The pond at La Capelle

château, La Capelle

Contrary to places like Canada or Sweden, there are very few natural lakes in the Gard department. The number wavers between zero and very few. However, there are many other hydrological phenomenon just as interesting as natural lakes. For example, there are numerous springs (called “fonts” or “resurgences”) where substantial rivers emerge from under the ground and “pertes” where these same rivers disappear underground. All of this is due to the prevailing karstic limestone bedrock that favours the formation of grottos, caverns, avens and underground rivers.

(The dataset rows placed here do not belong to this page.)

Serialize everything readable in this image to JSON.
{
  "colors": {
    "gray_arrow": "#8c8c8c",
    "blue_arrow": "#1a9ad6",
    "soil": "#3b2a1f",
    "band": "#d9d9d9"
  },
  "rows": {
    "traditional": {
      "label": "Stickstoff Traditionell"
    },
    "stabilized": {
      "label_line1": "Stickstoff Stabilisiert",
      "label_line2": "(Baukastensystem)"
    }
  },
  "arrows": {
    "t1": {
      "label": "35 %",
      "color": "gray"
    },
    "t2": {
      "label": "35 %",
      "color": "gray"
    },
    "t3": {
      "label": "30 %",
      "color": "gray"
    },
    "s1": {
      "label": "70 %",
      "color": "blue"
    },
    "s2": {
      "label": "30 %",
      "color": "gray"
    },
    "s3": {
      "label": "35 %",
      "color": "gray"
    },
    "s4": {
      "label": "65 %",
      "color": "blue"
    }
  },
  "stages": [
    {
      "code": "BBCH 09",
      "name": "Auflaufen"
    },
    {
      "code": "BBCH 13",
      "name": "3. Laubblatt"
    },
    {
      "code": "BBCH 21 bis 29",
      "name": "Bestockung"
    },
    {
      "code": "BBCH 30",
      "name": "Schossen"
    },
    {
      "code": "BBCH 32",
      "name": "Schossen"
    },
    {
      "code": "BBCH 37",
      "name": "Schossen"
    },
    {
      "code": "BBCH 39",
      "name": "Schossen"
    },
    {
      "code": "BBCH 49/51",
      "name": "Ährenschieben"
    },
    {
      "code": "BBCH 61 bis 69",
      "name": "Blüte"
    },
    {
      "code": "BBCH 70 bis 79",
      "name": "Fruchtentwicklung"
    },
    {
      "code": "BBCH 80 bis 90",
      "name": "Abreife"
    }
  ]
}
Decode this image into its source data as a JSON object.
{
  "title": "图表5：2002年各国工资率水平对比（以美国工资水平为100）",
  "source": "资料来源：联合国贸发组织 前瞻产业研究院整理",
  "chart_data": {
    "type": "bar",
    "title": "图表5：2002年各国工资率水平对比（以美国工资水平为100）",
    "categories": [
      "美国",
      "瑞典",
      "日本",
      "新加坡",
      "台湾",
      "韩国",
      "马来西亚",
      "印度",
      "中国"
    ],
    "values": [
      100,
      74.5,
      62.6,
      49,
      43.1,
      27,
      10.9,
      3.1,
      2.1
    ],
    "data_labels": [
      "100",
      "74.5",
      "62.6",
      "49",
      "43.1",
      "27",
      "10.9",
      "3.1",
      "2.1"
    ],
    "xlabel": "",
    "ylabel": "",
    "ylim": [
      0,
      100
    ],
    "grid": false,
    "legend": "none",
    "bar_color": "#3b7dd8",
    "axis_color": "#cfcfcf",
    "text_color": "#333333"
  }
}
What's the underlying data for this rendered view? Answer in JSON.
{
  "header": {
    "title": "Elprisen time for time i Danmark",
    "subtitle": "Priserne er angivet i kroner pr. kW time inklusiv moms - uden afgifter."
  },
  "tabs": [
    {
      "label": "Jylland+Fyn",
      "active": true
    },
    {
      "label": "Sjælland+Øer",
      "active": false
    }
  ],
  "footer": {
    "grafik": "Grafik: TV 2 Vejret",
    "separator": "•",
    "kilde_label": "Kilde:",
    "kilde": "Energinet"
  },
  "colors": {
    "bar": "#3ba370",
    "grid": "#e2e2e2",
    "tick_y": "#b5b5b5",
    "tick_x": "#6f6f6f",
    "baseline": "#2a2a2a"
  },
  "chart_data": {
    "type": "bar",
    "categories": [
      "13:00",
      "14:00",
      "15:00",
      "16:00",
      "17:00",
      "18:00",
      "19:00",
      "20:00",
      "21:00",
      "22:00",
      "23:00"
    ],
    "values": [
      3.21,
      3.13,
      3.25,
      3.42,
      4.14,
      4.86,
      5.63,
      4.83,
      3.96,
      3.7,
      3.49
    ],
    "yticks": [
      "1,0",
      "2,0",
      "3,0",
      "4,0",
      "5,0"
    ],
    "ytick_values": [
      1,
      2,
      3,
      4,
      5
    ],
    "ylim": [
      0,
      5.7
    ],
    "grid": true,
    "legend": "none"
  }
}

Another less frequent phenomenon is the natural pond, usually quite small. Near the village of La Capelle however, there is a natural pond that swells to considerable size (up to 60 hectares) in the rainy season and ebbs back to a bed of reeds in dry seasons. The pond is in a low lying natural depression or “impluvium” with several obvious inflows from the surrounding hills and no surface outflow.


This curious situation results from geological movements that allowed the formation of a basin on hard limestone bedrock backfilled with semi-impermeable clay. Water flowing into the basin never leaves except by seepage into the water table. Experts believe that this pond supplies water for a number of “resurgences” in the area. Whatever the theories, this pond is an exceptional site and a rarity in the surrounding garrigues terrain.

La Capelle pond in January 2015 after heavy autumn rains
Over time it has also taken some vigorous action by local people to safeguard the site. Among development projects was the idea to build a drainage canal and convert 40 or 50 hectares of pond into arable land – fertility guaranteed of course. It didn’t happen and now the pond is a protected Natura 2000 site.

This walk takes us from a starting point next to La Capelle castle directly to the pond where there are signposted pathways and several information panels. After the pond, the track circles back through numerous apricot orchards and vinyards to Masmolene. The final section traverses the villages, first Masmolene and then La Capelle. At the top of the hill in Masmolene, the chapel of St Pierre is worth a look. And to finish, the track from the chapel to La Capelle runs through and area of rocky outcrops (known in french as a “chaos rocheux”).